Given $a$ and $b$.Find $x$ and $y$ such that $$a^x = b^y$$ $$a, b, x, y \in \Bbb N^+$$
If any $x$ and $y$ exists.
In my actual problem I know that $x$ and $y$ both $< 6$ (but I'm looking for a general solution, that is, not a brute force search over 25 possibilities).
$a$ and $b$ can be as low as $2$ or as high as $60000000$.
Examples
- $a = 4, b = 8, x = 3, y = 2$
- $a = 2, b = 2^{20}, x = 20, y = 1$
- $a = 49, b = 7, x = 1, b = 2$
Possible solution (please comment)
Prime factorization of both $a$ and $b$ gives:
$$a = {p_1}^{e_1} {p_2}^{e_2} {p_3}^{e_3} ... {p_n}^{e_n}$$ $$b = {q_1}^{f_1} {q_2}^{f_2} {q_3}^{f_3} ... {q_n}^{f_n}$$
($p_i$ and $q_i$ prime, $p_1 < p_2 < p_3 < ... < p_n$, $q_1 < q_2 < q_3 < ... < q_n$, $e_i$ and $f_i$ positive integer)
If for any $i$, $p_i \neq q_i$ then no solution exists.
Otherwise let $$m = LCM(e_1, f_1)$$ $$x = m/e_1$$ $$y = m/f_1$$
Then $x$ and $y$ will be the solution iff $$x e_i = y f_i$$ for every $1 \le i \le n$
The existence of $x$ and $y$ depends on the prime factorisation of $a$ and $b$.

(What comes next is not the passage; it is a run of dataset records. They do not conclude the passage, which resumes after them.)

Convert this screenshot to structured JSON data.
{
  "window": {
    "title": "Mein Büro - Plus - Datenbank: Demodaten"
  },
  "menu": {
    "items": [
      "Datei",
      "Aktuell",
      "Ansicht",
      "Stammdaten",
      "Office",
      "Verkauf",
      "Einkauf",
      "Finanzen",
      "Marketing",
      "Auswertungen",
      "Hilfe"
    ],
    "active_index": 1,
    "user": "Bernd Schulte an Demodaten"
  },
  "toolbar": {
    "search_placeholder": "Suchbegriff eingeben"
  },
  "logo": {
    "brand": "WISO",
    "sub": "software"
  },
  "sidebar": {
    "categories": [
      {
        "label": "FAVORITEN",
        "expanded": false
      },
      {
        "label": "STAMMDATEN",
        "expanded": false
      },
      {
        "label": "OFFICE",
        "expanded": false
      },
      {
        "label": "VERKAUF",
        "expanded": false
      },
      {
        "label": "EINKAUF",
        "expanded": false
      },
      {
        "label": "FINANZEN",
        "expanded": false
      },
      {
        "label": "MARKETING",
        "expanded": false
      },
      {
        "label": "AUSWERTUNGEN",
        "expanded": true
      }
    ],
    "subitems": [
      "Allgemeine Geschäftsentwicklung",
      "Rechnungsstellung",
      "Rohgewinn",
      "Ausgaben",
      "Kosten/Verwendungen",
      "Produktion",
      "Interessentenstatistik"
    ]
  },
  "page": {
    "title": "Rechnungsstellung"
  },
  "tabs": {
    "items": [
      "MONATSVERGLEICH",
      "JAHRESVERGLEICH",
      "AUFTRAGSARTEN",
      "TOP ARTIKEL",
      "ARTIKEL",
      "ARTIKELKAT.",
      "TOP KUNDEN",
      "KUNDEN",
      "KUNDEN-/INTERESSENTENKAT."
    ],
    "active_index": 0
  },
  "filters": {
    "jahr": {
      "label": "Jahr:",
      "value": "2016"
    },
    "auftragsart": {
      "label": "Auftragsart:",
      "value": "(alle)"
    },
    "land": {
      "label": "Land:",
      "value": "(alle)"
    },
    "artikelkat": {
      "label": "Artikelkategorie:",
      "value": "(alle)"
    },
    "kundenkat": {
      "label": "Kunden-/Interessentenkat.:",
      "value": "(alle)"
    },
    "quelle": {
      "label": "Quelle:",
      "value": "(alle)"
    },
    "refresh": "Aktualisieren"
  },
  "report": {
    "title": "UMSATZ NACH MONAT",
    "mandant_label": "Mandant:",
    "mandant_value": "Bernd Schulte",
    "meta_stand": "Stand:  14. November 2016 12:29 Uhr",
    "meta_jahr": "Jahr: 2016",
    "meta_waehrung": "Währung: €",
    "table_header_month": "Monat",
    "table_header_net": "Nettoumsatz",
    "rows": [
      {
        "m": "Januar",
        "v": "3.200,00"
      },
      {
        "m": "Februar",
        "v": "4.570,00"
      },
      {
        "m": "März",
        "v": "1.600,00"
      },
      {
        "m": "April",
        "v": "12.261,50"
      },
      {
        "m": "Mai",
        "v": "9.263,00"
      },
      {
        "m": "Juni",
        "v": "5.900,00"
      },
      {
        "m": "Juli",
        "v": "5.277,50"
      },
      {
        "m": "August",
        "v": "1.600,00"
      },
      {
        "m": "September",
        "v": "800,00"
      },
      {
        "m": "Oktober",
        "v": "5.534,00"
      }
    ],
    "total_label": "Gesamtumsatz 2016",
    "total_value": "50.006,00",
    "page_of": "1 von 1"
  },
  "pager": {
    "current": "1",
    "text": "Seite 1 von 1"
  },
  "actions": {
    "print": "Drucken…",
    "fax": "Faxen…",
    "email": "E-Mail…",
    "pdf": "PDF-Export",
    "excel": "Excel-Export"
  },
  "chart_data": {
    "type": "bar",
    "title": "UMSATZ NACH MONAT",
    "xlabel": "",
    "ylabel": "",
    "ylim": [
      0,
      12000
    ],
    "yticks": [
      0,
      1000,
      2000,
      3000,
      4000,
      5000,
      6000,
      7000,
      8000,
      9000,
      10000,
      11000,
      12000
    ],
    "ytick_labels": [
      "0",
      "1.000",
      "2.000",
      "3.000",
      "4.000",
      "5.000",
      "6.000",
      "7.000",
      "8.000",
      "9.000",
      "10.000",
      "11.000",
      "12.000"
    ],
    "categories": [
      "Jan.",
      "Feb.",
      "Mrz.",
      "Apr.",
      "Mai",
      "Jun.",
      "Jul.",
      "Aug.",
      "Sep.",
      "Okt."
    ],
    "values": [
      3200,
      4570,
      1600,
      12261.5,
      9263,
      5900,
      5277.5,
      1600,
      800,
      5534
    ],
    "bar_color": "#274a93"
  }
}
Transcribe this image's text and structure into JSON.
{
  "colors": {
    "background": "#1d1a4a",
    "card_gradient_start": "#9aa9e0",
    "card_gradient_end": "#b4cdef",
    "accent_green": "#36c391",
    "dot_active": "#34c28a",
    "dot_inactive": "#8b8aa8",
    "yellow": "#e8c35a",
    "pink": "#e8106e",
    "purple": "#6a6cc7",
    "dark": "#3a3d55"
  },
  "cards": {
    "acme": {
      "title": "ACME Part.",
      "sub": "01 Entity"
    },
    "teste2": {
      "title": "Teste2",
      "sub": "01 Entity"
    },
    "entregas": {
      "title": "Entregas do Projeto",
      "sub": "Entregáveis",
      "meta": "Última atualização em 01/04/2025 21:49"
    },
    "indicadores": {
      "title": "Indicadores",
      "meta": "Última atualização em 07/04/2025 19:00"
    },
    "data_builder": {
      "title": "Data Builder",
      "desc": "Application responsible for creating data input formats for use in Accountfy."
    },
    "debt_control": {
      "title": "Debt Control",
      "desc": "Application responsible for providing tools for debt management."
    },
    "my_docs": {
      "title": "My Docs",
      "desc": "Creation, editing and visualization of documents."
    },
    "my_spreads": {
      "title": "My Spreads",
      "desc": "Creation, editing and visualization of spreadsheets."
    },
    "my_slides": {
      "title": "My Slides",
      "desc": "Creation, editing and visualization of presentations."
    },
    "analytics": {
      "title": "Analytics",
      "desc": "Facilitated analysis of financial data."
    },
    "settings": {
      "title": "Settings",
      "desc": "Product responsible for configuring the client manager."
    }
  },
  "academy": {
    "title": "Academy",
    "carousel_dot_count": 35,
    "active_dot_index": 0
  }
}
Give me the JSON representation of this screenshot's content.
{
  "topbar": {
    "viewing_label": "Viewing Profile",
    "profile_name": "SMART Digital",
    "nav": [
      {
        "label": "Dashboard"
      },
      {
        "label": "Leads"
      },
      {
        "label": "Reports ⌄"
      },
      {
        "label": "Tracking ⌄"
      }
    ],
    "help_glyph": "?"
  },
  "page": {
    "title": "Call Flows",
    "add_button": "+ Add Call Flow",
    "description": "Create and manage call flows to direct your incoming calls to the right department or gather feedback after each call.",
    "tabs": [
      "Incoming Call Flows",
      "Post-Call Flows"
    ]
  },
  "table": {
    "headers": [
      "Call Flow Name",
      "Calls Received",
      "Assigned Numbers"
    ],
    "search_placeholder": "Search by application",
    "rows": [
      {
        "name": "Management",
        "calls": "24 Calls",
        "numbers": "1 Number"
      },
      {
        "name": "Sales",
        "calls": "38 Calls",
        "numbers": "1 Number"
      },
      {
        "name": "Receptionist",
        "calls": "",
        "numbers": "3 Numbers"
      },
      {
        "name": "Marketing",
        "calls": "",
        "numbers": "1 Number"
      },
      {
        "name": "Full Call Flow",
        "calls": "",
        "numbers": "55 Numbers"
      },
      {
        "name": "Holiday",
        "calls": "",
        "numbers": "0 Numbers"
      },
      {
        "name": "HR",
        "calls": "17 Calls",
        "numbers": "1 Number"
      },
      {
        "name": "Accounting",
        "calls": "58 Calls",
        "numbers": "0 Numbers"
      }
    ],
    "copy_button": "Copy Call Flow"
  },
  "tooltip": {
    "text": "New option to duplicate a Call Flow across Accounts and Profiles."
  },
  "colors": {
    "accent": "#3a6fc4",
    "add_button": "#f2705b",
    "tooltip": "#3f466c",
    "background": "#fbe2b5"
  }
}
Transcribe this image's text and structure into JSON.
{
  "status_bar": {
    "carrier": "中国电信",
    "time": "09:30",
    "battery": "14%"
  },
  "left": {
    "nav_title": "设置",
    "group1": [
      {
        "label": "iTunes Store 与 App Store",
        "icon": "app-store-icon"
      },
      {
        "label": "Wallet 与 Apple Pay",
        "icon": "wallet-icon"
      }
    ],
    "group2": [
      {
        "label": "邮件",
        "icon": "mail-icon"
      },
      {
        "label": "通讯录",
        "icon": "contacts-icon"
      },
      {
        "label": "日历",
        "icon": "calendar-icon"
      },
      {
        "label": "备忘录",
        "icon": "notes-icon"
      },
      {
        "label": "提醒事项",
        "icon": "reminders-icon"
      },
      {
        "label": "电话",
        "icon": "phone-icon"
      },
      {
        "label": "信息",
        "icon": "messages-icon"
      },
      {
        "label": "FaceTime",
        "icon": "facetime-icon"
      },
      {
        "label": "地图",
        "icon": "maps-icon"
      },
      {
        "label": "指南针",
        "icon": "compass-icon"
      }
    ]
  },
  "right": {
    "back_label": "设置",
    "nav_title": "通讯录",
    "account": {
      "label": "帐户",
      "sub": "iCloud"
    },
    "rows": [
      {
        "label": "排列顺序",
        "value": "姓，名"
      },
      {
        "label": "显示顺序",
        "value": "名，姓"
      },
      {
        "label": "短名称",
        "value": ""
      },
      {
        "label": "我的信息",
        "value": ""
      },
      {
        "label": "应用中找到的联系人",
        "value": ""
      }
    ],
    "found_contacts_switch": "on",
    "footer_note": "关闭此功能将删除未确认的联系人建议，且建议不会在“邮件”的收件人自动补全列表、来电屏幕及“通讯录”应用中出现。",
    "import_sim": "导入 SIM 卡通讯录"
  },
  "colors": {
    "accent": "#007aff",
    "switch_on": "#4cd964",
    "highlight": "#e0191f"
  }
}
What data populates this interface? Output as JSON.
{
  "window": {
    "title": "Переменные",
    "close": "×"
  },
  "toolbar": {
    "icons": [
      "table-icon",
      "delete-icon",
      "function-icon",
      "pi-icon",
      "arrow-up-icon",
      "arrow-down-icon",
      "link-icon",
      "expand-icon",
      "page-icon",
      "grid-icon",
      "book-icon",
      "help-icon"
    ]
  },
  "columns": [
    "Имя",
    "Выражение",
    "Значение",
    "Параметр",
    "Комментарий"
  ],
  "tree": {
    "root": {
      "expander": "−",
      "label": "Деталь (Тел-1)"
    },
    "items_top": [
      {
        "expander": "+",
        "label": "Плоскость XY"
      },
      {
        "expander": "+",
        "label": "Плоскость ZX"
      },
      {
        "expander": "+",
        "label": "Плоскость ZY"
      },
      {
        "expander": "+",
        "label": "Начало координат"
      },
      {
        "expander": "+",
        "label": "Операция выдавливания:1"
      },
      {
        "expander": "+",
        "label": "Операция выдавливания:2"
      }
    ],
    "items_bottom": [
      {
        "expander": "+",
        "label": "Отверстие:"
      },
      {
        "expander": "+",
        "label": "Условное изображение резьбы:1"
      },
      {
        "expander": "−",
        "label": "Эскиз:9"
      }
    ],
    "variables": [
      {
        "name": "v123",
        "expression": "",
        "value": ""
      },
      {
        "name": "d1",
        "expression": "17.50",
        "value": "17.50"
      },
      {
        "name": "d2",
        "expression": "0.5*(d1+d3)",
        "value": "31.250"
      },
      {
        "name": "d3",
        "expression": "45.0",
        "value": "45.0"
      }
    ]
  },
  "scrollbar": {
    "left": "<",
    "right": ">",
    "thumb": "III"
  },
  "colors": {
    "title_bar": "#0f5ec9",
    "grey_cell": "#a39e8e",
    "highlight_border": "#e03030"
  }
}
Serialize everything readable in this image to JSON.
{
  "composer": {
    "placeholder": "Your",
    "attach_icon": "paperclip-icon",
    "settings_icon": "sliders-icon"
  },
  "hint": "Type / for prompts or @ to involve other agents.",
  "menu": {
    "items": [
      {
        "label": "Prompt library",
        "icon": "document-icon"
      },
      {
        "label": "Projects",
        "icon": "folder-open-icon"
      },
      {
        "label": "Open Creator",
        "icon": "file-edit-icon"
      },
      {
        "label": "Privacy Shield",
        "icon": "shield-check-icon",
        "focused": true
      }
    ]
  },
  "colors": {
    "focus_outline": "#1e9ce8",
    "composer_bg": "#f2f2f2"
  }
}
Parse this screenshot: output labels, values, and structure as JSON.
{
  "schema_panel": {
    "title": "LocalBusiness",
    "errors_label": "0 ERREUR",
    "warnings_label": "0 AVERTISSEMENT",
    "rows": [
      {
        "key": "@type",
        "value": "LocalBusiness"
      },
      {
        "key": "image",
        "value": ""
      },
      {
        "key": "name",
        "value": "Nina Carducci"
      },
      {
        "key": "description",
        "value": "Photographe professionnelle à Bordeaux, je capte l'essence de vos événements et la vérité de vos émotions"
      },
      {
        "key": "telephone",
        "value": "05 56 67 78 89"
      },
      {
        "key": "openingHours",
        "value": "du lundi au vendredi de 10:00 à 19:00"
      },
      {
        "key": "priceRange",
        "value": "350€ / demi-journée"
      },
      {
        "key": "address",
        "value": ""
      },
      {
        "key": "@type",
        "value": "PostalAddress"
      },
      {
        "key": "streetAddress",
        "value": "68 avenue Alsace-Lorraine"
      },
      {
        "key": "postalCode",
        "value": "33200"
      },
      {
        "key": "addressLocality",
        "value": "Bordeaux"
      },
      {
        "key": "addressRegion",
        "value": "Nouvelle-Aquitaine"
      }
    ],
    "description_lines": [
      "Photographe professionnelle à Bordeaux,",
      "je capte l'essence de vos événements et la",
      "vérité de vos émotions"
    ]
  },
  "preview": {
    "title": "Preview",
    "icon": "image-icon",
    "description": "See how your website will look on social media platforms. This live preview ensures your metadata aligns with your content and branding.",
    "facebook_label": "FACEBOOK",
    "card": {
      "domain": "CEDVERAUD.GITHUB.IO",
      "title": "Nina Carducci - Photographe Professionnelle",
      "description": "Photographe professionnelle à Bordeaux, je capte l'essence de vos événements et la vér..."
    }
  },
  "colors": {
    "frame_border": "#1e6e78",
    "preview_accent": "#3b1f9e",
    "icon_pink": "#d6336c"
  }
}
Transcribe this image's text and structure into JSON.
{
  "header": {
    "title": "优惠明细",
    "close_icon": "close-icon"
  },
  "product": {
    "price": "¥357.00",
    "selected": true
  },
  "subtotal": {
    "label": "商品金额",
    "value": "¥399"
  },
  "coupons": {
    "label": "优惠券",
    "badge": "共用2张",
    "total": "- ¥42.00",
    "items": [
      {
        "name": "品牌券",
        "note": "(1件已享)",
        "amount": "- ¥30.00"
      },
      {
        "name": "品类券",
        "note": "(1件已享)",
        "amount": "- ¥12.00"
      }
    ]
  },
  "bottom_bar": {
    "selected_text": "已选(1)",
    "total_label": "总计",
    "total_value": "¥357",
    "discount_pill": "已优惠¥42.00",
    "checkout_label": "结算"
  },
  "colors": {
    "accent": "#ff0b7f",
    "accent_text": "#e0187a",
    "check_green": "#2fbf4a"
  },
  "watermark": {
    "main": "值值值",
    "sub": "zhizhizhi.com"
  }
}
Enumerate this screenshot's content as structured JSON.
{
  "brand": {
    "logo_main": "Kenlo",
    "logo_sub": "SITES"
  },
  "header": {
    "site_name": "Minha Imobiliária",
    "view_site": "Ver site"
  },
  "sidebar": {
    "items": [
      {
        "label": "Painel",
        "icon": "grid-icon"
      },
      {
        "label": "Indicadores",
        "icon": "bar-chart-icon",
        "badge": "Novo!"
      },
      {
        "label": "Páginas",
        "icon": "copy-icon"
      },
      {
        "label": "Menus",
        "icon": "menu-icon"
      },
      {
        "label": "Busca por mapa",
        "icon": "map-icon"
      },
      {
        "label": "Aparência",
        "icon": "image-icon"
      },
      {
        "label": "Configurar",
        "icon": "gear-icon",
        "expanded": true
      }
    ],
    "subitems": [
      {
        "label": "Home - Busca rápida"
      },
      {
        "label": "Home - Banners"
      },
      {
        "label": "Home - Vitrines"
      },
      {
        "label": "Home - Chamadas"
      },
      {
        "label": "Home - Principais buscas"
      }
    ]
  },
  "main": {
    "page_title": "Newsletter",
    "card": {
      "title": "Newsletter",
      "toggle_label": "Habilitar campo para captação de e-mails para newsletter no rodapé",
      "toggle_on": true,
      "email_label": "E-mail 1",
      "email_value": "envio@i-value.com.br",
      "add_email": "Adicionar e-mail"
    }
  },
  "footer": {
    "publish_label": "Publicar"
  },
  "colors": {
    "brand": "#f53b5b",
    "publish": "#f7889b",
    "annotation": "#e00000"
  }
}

Let $a=\prod_{n=1}^f {p_n}^{c_n}$ and $b=\prod_{n=1}^g {q_n}^{d_n}$ (both in the form of their prime factors).
Obviously, without loss of generality,
1) $f=g$
2) $p_n=q_n$ for all $n$
3) $xc_n=yd_n$ for all $n$
In other words, the ratio of the exponents within the factorisation must be the same in both numbers. In all other cases, $a^x\neq b^y$.